京都や奈良の寺で、ひとり仏像をじっと見つめる若い女性をよく見かける。仏像ブームが続いているのだ。いとうせいこうとみうらじゅんによる仏像見学紀行『見仏記』が話題になったのが90年代なかばだから、かれこれ20年以上になる。もはや一過性のブームではない。

 瀬戸内寂聴『わたしの好きな仏さまめぐり』を眺めるうちに、ぼくも見仏旅行がしたくなってきた。著者にとって思い出深い寺と仏像を紹介したエッセイであり、ガイドブックの要素もある。

 登場する仏像は、京都・六波羅蜜寺の空也上人像など誰もが知る「仏さま」から、琵琶湖の北の黒田観音寺の千手観音のように知る人ぞ知る「仏さま」までさまざま。
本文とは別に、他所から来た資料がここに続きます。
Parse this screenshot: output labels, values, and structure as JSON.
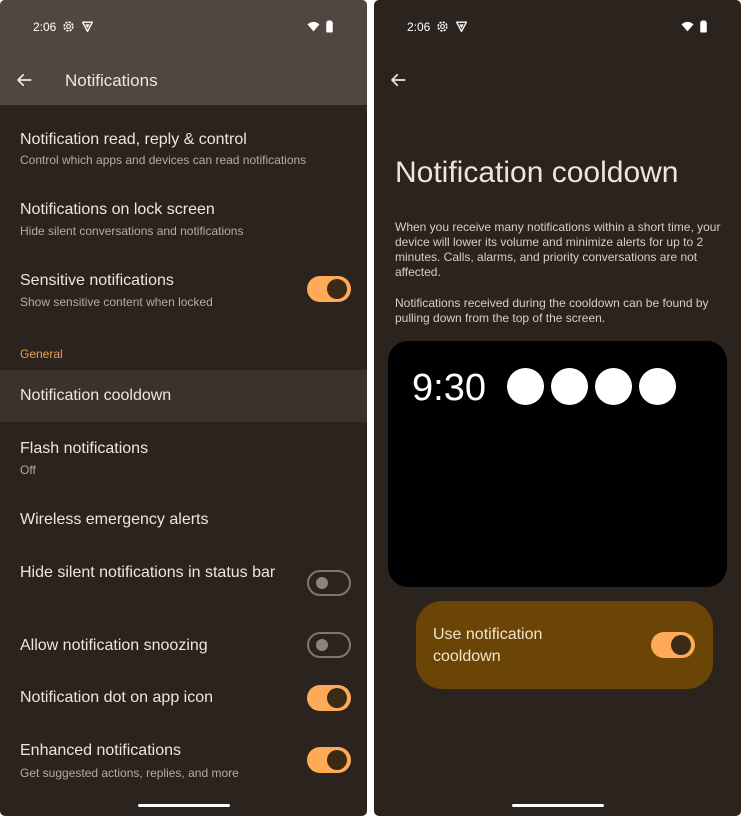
{
  "status_bar": {
    "time": "2:06"
  },
  "left_screen": {
    "header": {
      "title": "Notifications"
    },
    "items": [
      {
        "title": "Notification read, reply & control",
        "subtitle": "Control which apps and devices can read notifications"
      },
      {
        "title": "Notifications on lock screen",
        "subtitle": "Hide silent conversations and notifications"
      },
      {
        "title": "Sensitive notifications",
        "subtitle": "Show sensitive content when locked",
        "toggle": "on"
      }
    ],
    "section_label": "General",
    "general_items": [
      {
        "title": "Notification cooldown"
      },
      {
        "title": "Flash notifications",
        "subtitle": "Off"
      },
      {
        "title": "Wireless emergency alerts"
      },
      {
        "title": "Hide silent notifications in status bar",
        "toggle": "off"
      },
      {
        "title": "Allow notification snoozing",
        "toggle": "off"
      },
      {
        "title": "Notification dot on app icon",
        "toggle": "on"
      },
      {
        "title": "Enhanced notifications",
        "subtitle": "Get suggested actions, replies, and more",
        "toggle": "on"
      }
    ]
  },
  "right_screen": {
    "title": "Notification cooldown",
    "description_1": "When you receive many notifications within a short time, your device will lower its volume and minimize alerts for up to 2 minutes. Calls, alarms, and priority conversations are not affected.",
    "description_2": "Notifications received during the cooldown can be found by pulling down from the top of the screen.",
    "preview": {
      "clock": "9:30"
    },
    "use_toggle": {
      "label": "Use notification cooldown",
      "state": "on"
    }
  },
  "colors": {
    "background": "#2a231e",
    "header": "#514740",
    "accent": "#ffaa57",
    "section": "#e8a15c",
    "card": "#6b4506"
  }
}
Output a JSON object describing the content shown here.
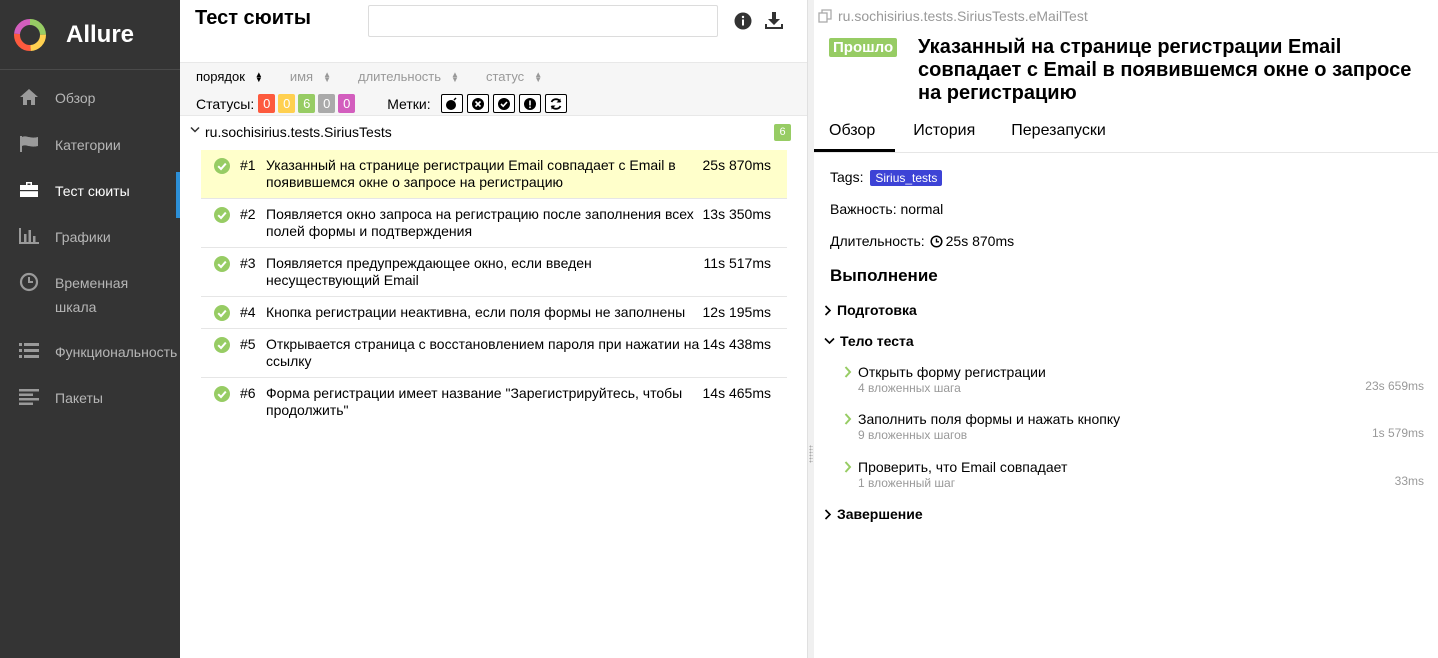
{
  "app": {
    "name": "Allure"
  },
  "sidebar": {
    "items": [
      {
        "label": "Обзор",
        "icon": "home-icon"
      },
      {
        "label": "Категории",
        "icon": "flag-icon"
      },
      {
        "label": "Тест сюиты",
        "icon": "briefcase-icon",
        "active": true
      },
      {
        "label": "Графики",
        "icon": "bar-chart-icon"
      },
      {
        "label": "Временная шкала",
        "icon": "clock-icon"
      },
      {
        "label": "Функциональность",
        "icon": "list-icon"
      },
      {
        "label": "Пакеты",
        "icon": "align-left-icon"
      }
    ]
  },
  "suites": {
    "title": "Тест сюиты",
    "search_value": "",
    "sort": [
      "порядок",
      "имя",
      "длительность",
      "статус"
    ],
    "statuses_label": "Статусы:",
    "statuses": [
      {
        "count": "0",
        "color": "#fd5a3e"
      },
      {
        "count": "0",
        "color": "#ffd050"
      },
      {
        "count": "6",
        "color": "#97cc64"
      },
      {
        "count": "0",
        "color": "#aaaaaa"
      },
      {
        "count": "0",
        "color": "#d35ebe"
      }
    ],
    "marks_label": "Метки:",
    "group": {
      "name": "ru.sochisirius.tests.SiriusTests",
      "count": "6"
    },
    "tests": [
      {
        "num": "#1",
        "name": "Указанный на странице регистрации Email совпадает с Email в появившемся окне о запросе на регистрацию",
        "duration": "25s 870ms"
      },
      {
        "num": "#2",
        "name": "Появляется окно запроса на регистрацию после заполнения всех полей формы и подтверждения",
        "duration": "13s 350ms"
      },
      {
        "num": "#3",
        "name": "Появляется предупреждающее окно, если введен несуществующий Email",
        "duration": "11s 517ms"
      },
      {
        "num": "#4",
        "name": "Кнопка регистрации неактивна, если поля формы не заполнены",
        "duration": "12s 195ms"
      },
      {
        "num": "#5",
        "name": "Открывается страница с восстановлением пароля при нажатии на ссылку",
        "duration": "14s 438ms"
      },
      {
        "num": "#6",
        "name": "Форма регистрации имеет название \"Зарегистрируйтесь, чтобы продолжить\"",
        "duration": "14s 465ms"
      }
    ]
  },
  "detail": {
    "breadcrumb": "ru.sochisirius.tests.SiriusTests.eMailTest",
    "status": "Прошло",
    "title": "Указанный на странице регистрации Email совпадает с Email в появившемся окне о запросе на регистрацию",
    "tabs": [
      "Обзор",
      "История",
      "Перезапуски"
    ],
    "tags_label": "Tags:",
    "tag": "Sirius_tests",
    "severity": "Важность: normal",
    "duration_label": "Длительность:",
    "duration": "25s 870ms",
    "execution_title": "Выполнение",
    "setup": "Подготовка",
    "body": "Тело теста",
    "teardown": "Завершение",
    "steps": [
      {
        "name": "Открыть форму регистрации",
        "sub": "4 вложенных шага",
        "duration": "23s 659ms"
      },
      {
        "name": "Заполнить поля формы и нажать кнопку",
        "sub": "9 вложенных шагов",
        "duration": "1s 579ms"
      },
      {
        "name": "Проверить, что Email совпадает",
        "sub": "1 вложенный шаг",
        "duration": "33ms"
      }
    ]
  }
}
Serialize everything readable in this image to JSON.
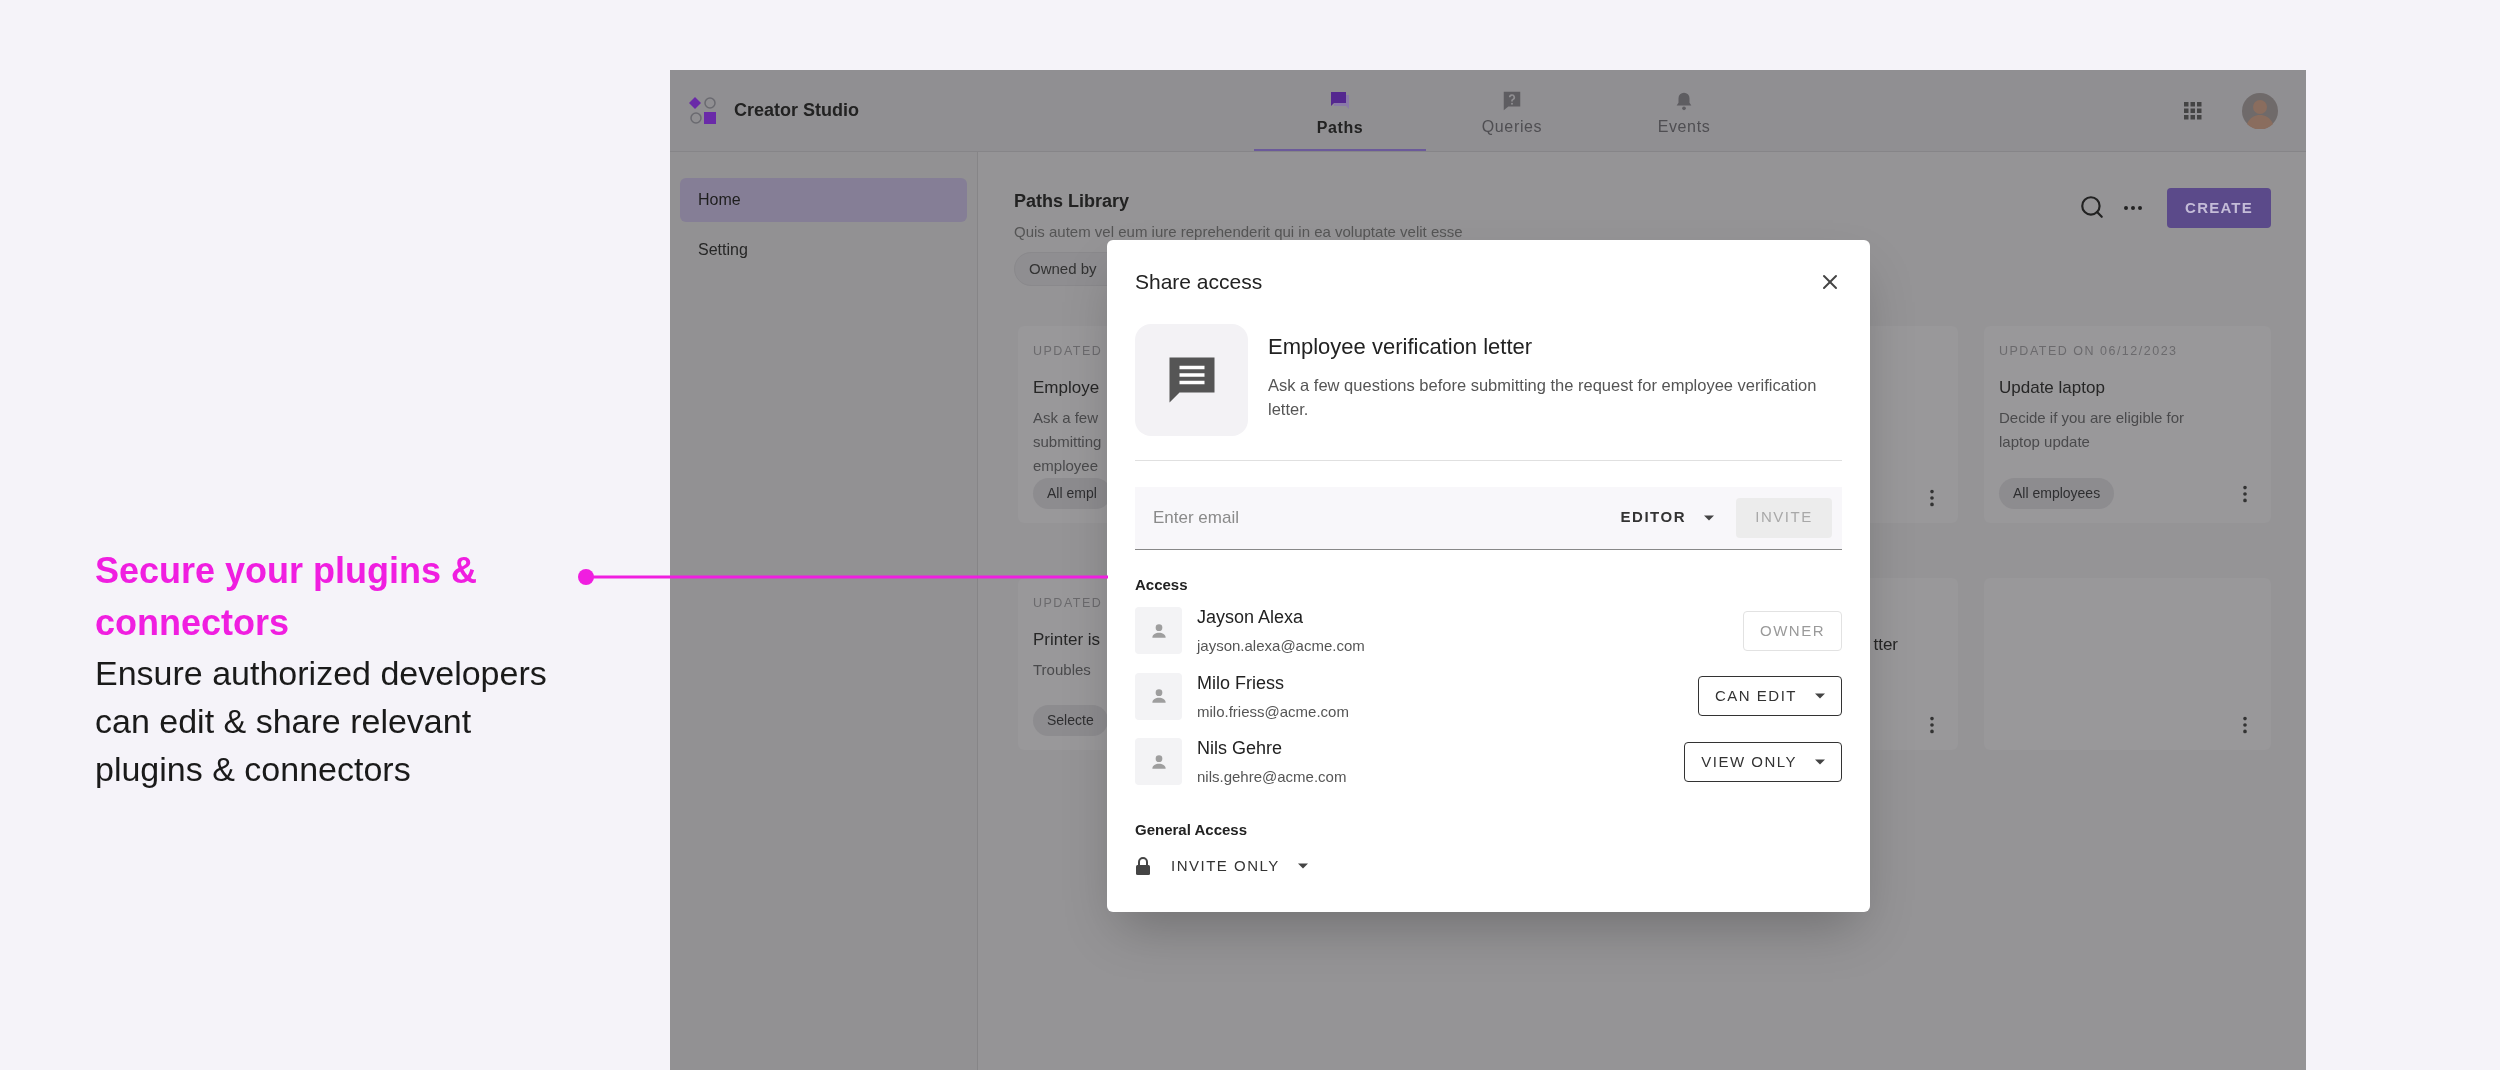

 この本には仏教についての難しい話もなければ、美術史的な解説もない。書かれているのは、著者がどのような気持ちでこれらの「仏さま」に接してきたかである。

 たとえば東北・天台寺の桂泉観音。全身に「なた彫り」という細かな模様をほどこされた観音像である。かつて著者は師僧・今東光の遺志を継ぎ、この天台寺の住職となった。しかし、はじめて訪れた寺は荒れ果てていて、茫然と立ちつくすしかなかった。

 逃げ出したいと思った瞬間、全身が霊気のようなものに包まれたという。その霊気は寺の周囲の山が発するもので、観音像を拝んだとき、山と自分が結びつけられているのを強く悟った。一種の神秘体験なのだが、こうした経験をさらりと素直に書くのが著者の魅力だ。

 カバーの写真を眺めていると、著者の姿がだんだん仏像に見えてくる。